Я учился, точнее, пытался научиться думать не так, как все. Пытался найти смысл там, где его, казалось бы, нет. Скрытый смысл всего. Не столько важно, понадобится мне предмет или нет. Важно "раскачать" мозг, заставить его вникать, разбираться в нюансах, тонкостях. Учителя же говорили то, что велено и слышать готовы только то, что положено. Шаг влево или право от "правильного" приравнивался к созданию "хаоса". Знаете, что они делали с такими? Конечно, знаете. Наказывали. Наказание в детском доме – особое искусство, изощренное. Поставить в угол? Отшлепать ремнем? Как можно.

Возмутителя порядка вместе с его группой, состоящей из пятнадцати, а то и двадцати человек, выстраивали в линейку. Мы укладывали руки на плечи друг друга и начинали приседать. Задача не сложная – присесть сорок раз. Ровно столько в минутах длится урок. Но стоит кому-то оторвать пятки, опустить голову или расплакаться, счетчик обнулялся. Не стоит рассчитывать, что на этом все. Нет-нет-нет.
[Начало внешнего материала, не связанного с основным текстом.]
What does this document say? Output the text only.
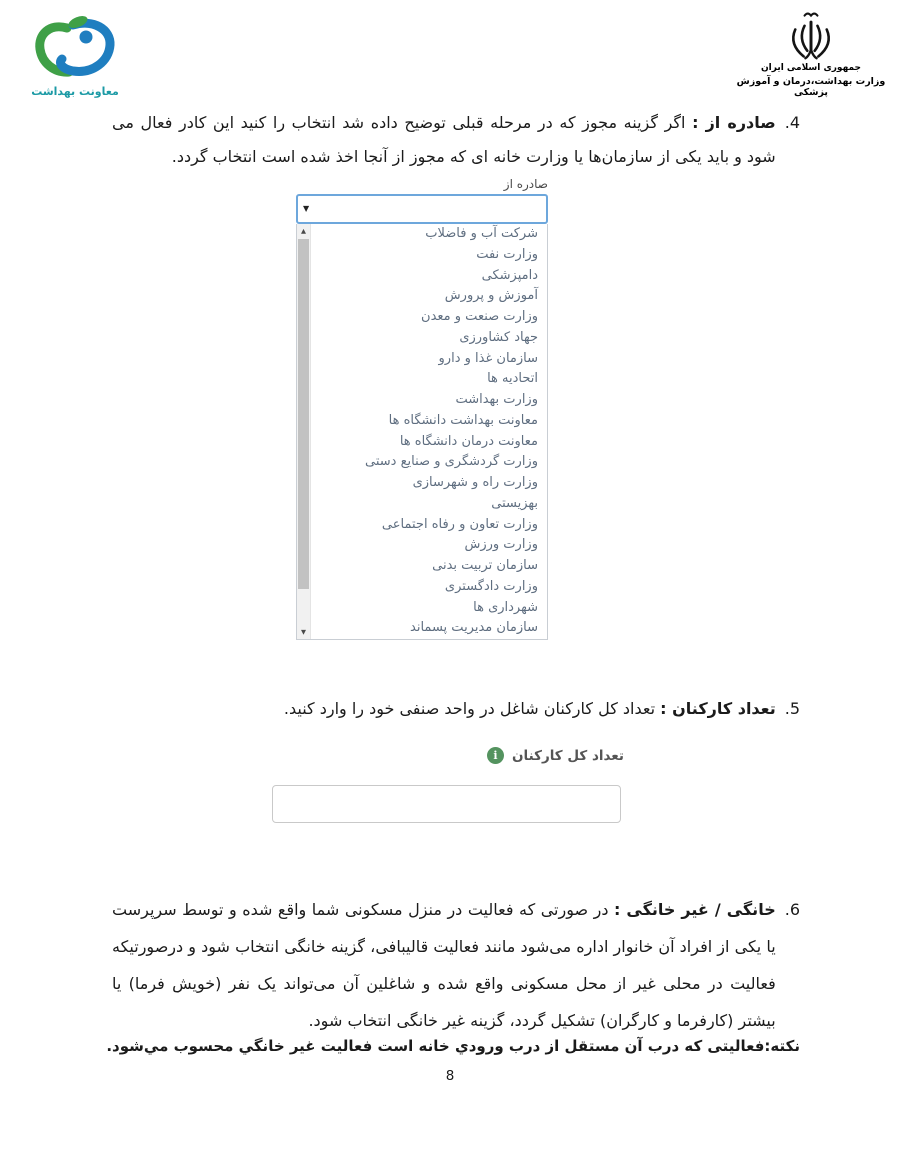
معاونت بهداشت
جمهوری اسلامی ایران
وزارت بهداشت،درمان و آموزش پزشکی
4.

صادره از : اگر گزینه مجوز که در مرحله قبلی توضیح داده شد انتخاب را کنید این کادر فعال می شود و باید یکی از سازمان‌ها یا وزارت خانه ای که مجوز از آنجا اخذ شده است انتخاب گردد.

صادره از
▼
▲
▼
شرکت آب و فاضلاب
وزارت نفت
دامپزشکی
آموزش و پرورش
وزارت صنعت و معدن
جهاد کشاورزی
سازمان غذا و دارو
اتحادیه ها
وزارت بهداشت
معاونت بهداشت دانشگاه ها
معاونت درمان دانشگاه ها
وزارت گردشگری و صنایع دستی
وزارت راه و شهرسازی
بهزیستی
وزارت تعاون و رفاه اجتماعی
وزارت ورزش
سازمان تربیت بدنی
وزارت دادگستری
شهرداری ها
سازمان مدیریت پسماند
5.

تعداد کارکنان : تعداد کل کارکنان شاغل در واحد صنفی خود را وارد کنید.

تعداد کل کارکنان
i
6.

خانگی / غیر خانگی : در صورتی که فعالیت در منزل مسکونی شما واقع شده و توسط سرپرست یا یکی از افراد آن خانوار اداره می‌شود مانند فعالیت قالیبافی، گزینه خانگی انتخاب شود و درصورتیکه فعالیت در محلی غیر از محل مسکونی واقع شده و شاغلین آن می‌تواند یک نفر (خویش فرما) یا بیشتر (کارفرما و کارگران) تشکیل گردد، گزینه غیر خانگی انتخاب شود.

نکته:فعالیتی که درب آن مستقل از درب ورودي خانه است فعالیت غیر خانگي محسوب مي‌شود.

8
Виновника упражнений ждала "темная", а тут уж кто во что горазд. Меня неоднократно избивали в душе. Кто бил – сложно сказать. Сперва «псины» выключали свет, накидывали что-то мягкое и били. Пары минут хватало, чтобы прибежала охрана или воспитатели, но и хватало, чтобы отключится. Конечно же, администрация в курсе происходящих расправ. Пресекают ли они их? Нет! Побои, унижения, оскорбления – все это я получал только за то, что пытался думать, хотел обсудить или донести свою мысль.

Тяготы детдомовской жизни подходят к концу. Мне шестнадцать лет, я активно готовлюсь к вступительным экзаменам на журфак. Хоть детдомовским и полагается оплата обучения в ВУЗе, к сожалению, выбор профессии остается за руководством. Точнее сказать, мы привязаны к определенному заведению. "Хочешь быть журналистом? Идея отличная! Ты молодец! Пойдешь на токаря! ". Ничего против не имею, но, пожалуй, без меня, я определился! Конкурс на одно место бешеный, бюджетных по пальцам перечесть. Образование, полученное в школе-интернате при детдоме, уступает обычным школьным. Это не из-за преподавателей, нет. Дело в том, что нас много, и заниматься углубленно никто ни с кем не будет. Как говорят учителя, мы отстаем в развитии от сверстников на пару лет. Когда те решают синусы и косинусы, мы осваиваем деление столбиком. Конечно, я не причислял себя к группе отстающих в развитии. Среди своих я был: гением, святило, также "долбаный ботан", книжный "обсос", "заучка". Сейчас не об этом. Реальность опустила с небес на землю. Посетив день открытых дверей университета, осознание пришло: сюда не поступить! Оставить мечту не могу, она ведет меня, дает силы и желание жить. С этого дня появилось два варианта развития событий. Первый: я поступаю, живу в отцовской квартире, выпускаюсь знаменитым и востребованным специалистом. Ха-ха. Второй – я проваливаю экзамены, иду в армию, возвращаюсь, продаю отцовскую квартиру, поступаю на платной основе, снимаю жилье либо, каким-то чудом, получаю место в общежитии. А дальше уже знаменитость и востребованность. Скромные выплаты от государства на "карманные расходы" были потрачены на учебники по подготовке к поступлению на курс "Журналистика" МГУ. Словно Библию, я хранил их под подушкой.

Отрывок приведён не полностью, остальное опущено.